Тут молоденькая маслодельщица из севрского бисквита, опершись руками на свою маслобойку, обратила ко мне умоляющий взгляд.
— О, не позволяйте ему уйти! Он обещал жениться на мне. А он любитель снимать сливки! Если он уйдет, я его больше не увижу.
И, закрыв свои круглые щечки фартуком, она заплакала навзрыд.
Я успокаивал, как мог, молоденькую маслодельщицу и упрашивал моего французского гвардейца не очень засиживаться после смотра в каком-нибудь кабачке. Он обещал, и я пожелал ему счастливого пути. Но он не уходил. Странное дело, он преспокойно стоял на полке, застыв в одной позе, как и окружающие его статуэтки. Я выразил ему свое удивление.
— Запаситесь терпением! — отвечал он.— Не могу же я на ваших глазах тронуться в путь, не нарушив всех законов волшебства! Вот вы задремлете, и тут же я живехонько ускользну вместе с лунным лучиком, ибо стану невесом. Но зачем мне торопиться? Я могу обождать часок-другой. Давайте-ка лучше потолкуем! Хотите, я расскажу вам какую-нибудь историю из стародавних времен? Я их знаю немало.
— Расскажите,— сказала Паннихис.
— Расскажите,— сказала маслодельщица.
— Расскажите-ка, Тюльпан,— сказал я в свою очередь.

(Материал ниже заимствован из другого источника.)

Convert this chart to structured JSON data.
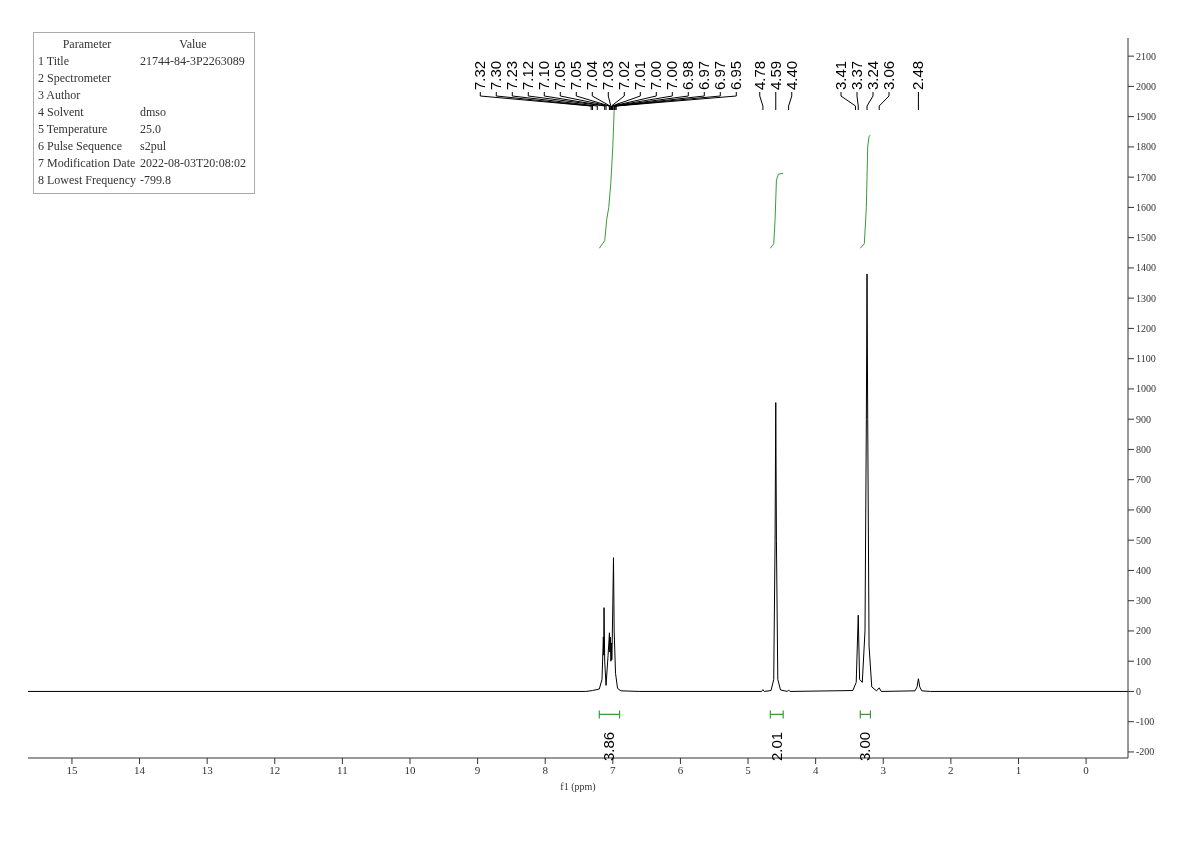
{
  "chart_data": {
    "type": "line",
    "xlabel": "f1 (ppm)",
    "xlim": [
      15.65,
      -0.62
    ],
    "xticks": [
      15,
      14,
      13,
      12,
      11,
      10,
      9,
      8,
      7,
      6,
      5,
      4,
      3,
      2,
      1,
      0
    ],
    "ylim": [
      -220,
      2160
    ],
    "yticks": [
      -200,
      -100,
      0,
      100,
      200,
      300,
      400,
      500,
      600,
      700,
      800,
      900,
      1000,
      1100,
      1200,
      1300,
      1400,
      1500,
      1600,
      1700,
      1800,
      1900,
      2000,
      2100
    ],
    "marker": "none",
    "series": [
      {
        "color": "#000000",
        "x": [
          15.65,
          7.4,
          7.3,
          7.2,
          7.16,
          7.14,
          7.135,
          7.13,
          7.12,
          7.1,
          7.07,
          7.05,
          7.045,
          7.035,
          7.028,
          7.02,
          7.015,
          7.01,
          7.0,
          6.99,
          6.98,
          6.96,
          6.93,
          6.88,
          6.6,
          4.8,
          4.78,
          4.76,
          4.66,
          4.62,
          4.6,
          4.59,
          4.58,
          4.56,
          4.52,
          4.42,
          4.4,
          4.38,
          3.45,
          3.4,
          3.37,
          3.35,
          3.31,
          3.27,
          3.25,
          3.24,
          3.23,
          3.21,
          3.17,
          3.1,
          3.06,
          3.03,
          2.53,
          2.5,
          2.48,
          2.46,
          2.43,
          2.3,
          -0.62
        ],
        "values": [
          0,
          0,
          3,
          8,
          40,
          180,
          120,
          277,
          100,
          20,
          120,
          194,
          130,
          180,
          100,
          160,
          105,
          150,
          290,
          442,
          200,
          60,
          10,
          2,
          0,
          0,
          6,
          0,
          3,
          40,
          500,
          955,
          500,
          40,
          5,
          0,
          5,
          0,
          3,
          30,
          252,
          40,
          30,
          200,
          900,
          1380,
          900,
          150,
          15,
          2,
          12,
          0,
          2,
          15,
          42,
          15,
          2,
          0,
          0
        ]
      },
      {
        "color": "#3c9a3c",
        "x": [
          7.2,
          7.12,
          7.09,
          7.06,
          7.03,
          7.0,
          6.98,
          6.95,
          6.9
        ],
        "values": [
          1465,
          1490,
          1560,
          1600,
          1680,
          1800,
          1920,
          1940,
          1945
        ]
      },
      {
        "color": "#3c9a3c",
        "x": [
          4.67,
          4.62,
          4.6,
          4.58,
          4.55,
          4.48
        ],
        "values": [
          1465,
          1480,
          1560,
          1690,
          1710,
          1713
        ]
      },
      {
        "color": "#3c9a3c",
        "x": [
          3.34,
          3.28,
          3.25,
          3.23,
          3.21,
          3.19
        ],
        "values": [
          1465,
          1480,
          1600,
          1800,
          1835,
          1839
        ]
      }
    ],
    "annotations": [
      "Parameter\tValue",
      "1 Title\t21744-84-3P2263089",
      "2 Spectrometer",
      "3 Author",
      "4 Solvent\tdmso",
      "5 Temperature\t25.0",
      "6 Pulse Sequence\ts2pul",
      "7 Modification Date\t2022-08-03T20:08:02",
      "8 Lowest Frequency\t-799.8",
      {
        "text": "7.32",
        "x": 7.32
      },
      {
        "text": "7.30",
        "x": 7.3
      },
      {
        "text": "7.23",
        "x": 7.23
      },
      {
        "text": "7.12",
        "x": 7.12
      },
      {
        "text": "7.10",
        "x": 7.1
      },
      {
        "text": "7.05",
        "x": 7.05
      },
      {
        "text": "7.05",
        "x": 7.05
      },
      {
        "text": "7.04",
        "x": 7.04
      },
      {
        "text": "7.03",
        "x": 7.03
      },
      "7.02",
      {
        "text": "7.01",
        "x": 7.01
      },
      {
        "text": "7.00",
        "x": 7.0
      },
      {
        "text": "7.00",
        "x": 7.0
      },
      {
        "text": "6.98",
        "x": 6.98
      },
      {
        "text": "6.97",
        "x": 6.97
      },
      {
        "text": "6.97",
        "x": 6.97
      },
      {
        "text": "6.95",
        "x": 6.95
      },
      {
        "text": "4.78",
        "x": 4.78
      },
      {
        "text": "4.59",
        "x": 4.59
      },
      {
        "text": "4.40",
        "x": 4.4
      },
      {
        "text": "3.41",
        "x": 3.41
      },
      {
        "text": "3.37",
        "x": 3.37
      },
      {
        "text": "3.24",
        "x": 3.24
      },
      {
        "text": "3.06",
        "x": 3.06
      },
      {
        "text": "2.48",
        "x": 2.48
      },
      "3.86",
      "2.01",
      "3.00"
    ]
  }
}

Он сел, набил трубку, налил себе стаканчик вина, откашлялся и начал такими словами:
— Девяносто девять лет тому назад, в этот самый день, я находился вместе с дюжиной товарищей, похожих на меня, как братья, на круглом столике; кто из нас стоял, кто лежал; у многих была повреждена голова или нога: героические останки целой коробки оловянных солдатиков, купленной за год до того на ярмарке в Сен-Жермене. Комната была обита голубым шелком. Эпинет…
Я прервал его:
— Постойте-ка, Тюльпан, я знаю эту историю: речь идет об одном обыске во времена террора. Ну, это не по вашей части: я сам расскажу об этом завтра же. А вы вспомните-ка что-нибудь из военной жизни.

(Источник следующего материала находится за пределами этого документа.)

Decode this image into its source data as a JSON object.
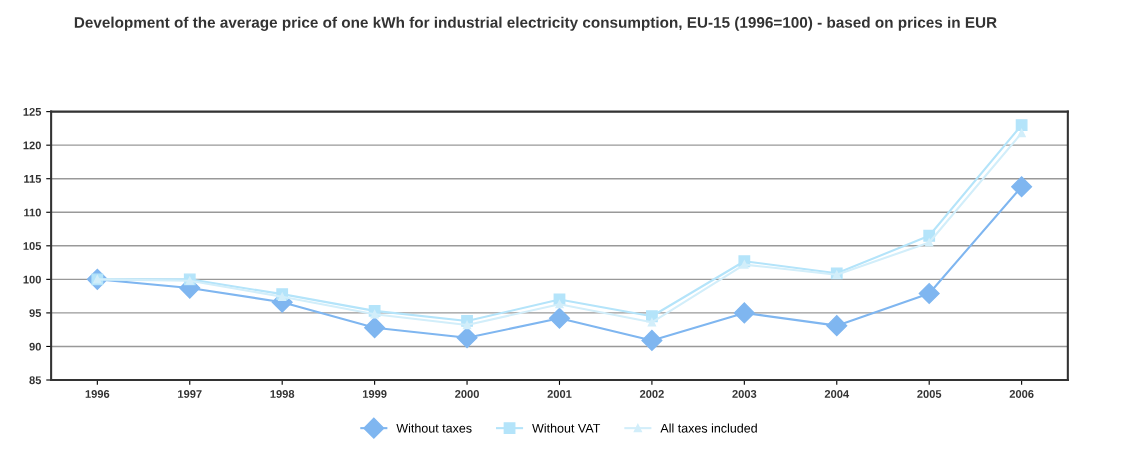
{
  "chart_data": {
    "type": "line",
    "title": "Development of the average price of one kWh for industrial electricity consumption, EU-15 (1996=100) - based on prices in EUR",
    "categories": [
      "1996",
      "1997",
      "1998",
      "1999",
      "2000",
      "2001",
      "2002",
      "2003",
      "2004",
      "2005",
      "2006"
    ],
    "series": [
      {
        "name": "Without taxes",
        "color": "#7fb6f0",
        "marker": "diamond",
        "values": [
          100,
          98.7,
          96.6,
          92.8,
          91.3,
          94.2,
          90.9,
          95.0,
          93.1,
          97.9,
          113.8
        ]
      },
      {
        "name": "Without VAT",
        "color": "#b4e4fa",
        "marker": "square",
        "values": [
          100,
          100,
          97.8,
          95.3,
          93.8,
          97.0,
          94.5,
          102.7,
          100.9,
          106.5,
          123.0
        ]
      },
      {
        "name": "All taxes included",
        "color": "#d2eefa",
        "marker": "triangle",
        "values": [
          100,
          99.8,
          97.4,
          94.8,
          93.2,
          96.3,
          93.6,
          102.2,
          100.7,
          105.5,
          121.8
        ]
      }
    ],
    "ylim": [
      85,
      125
    ],
    "yticks": [
      85,
      90,
      95,
      100,
      105,
      110,
      115,
      120,
      125
    ],
    "grid": "y",
    "legend": "bottom",
    "line_style": "solid"
  }
}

— Идет,— продолжал Фанфан-Тюльпан.— Поднесите мне стаканчик, и я расскажу вам о битве при Фонтенуа, в которой я участвовал. Мы тогда знатно всыпали англичанам. В этой битве против нас сражались также австрийцы, голландцы и, если мне не изменяет память, немцы; но эти вояки в счет не идут. У Франции только один враг — Англия. И вот пришли мы на поле боя. С первой же минуты я стяжал себе лавры. Подойдя шагов на пятьдесят к противнику, мы остановились, и лорд Чарльз Гэй, командир английских гвардейцев, снял шляпу и крикнул:
— Господа французские гвардейцы, стреляйте!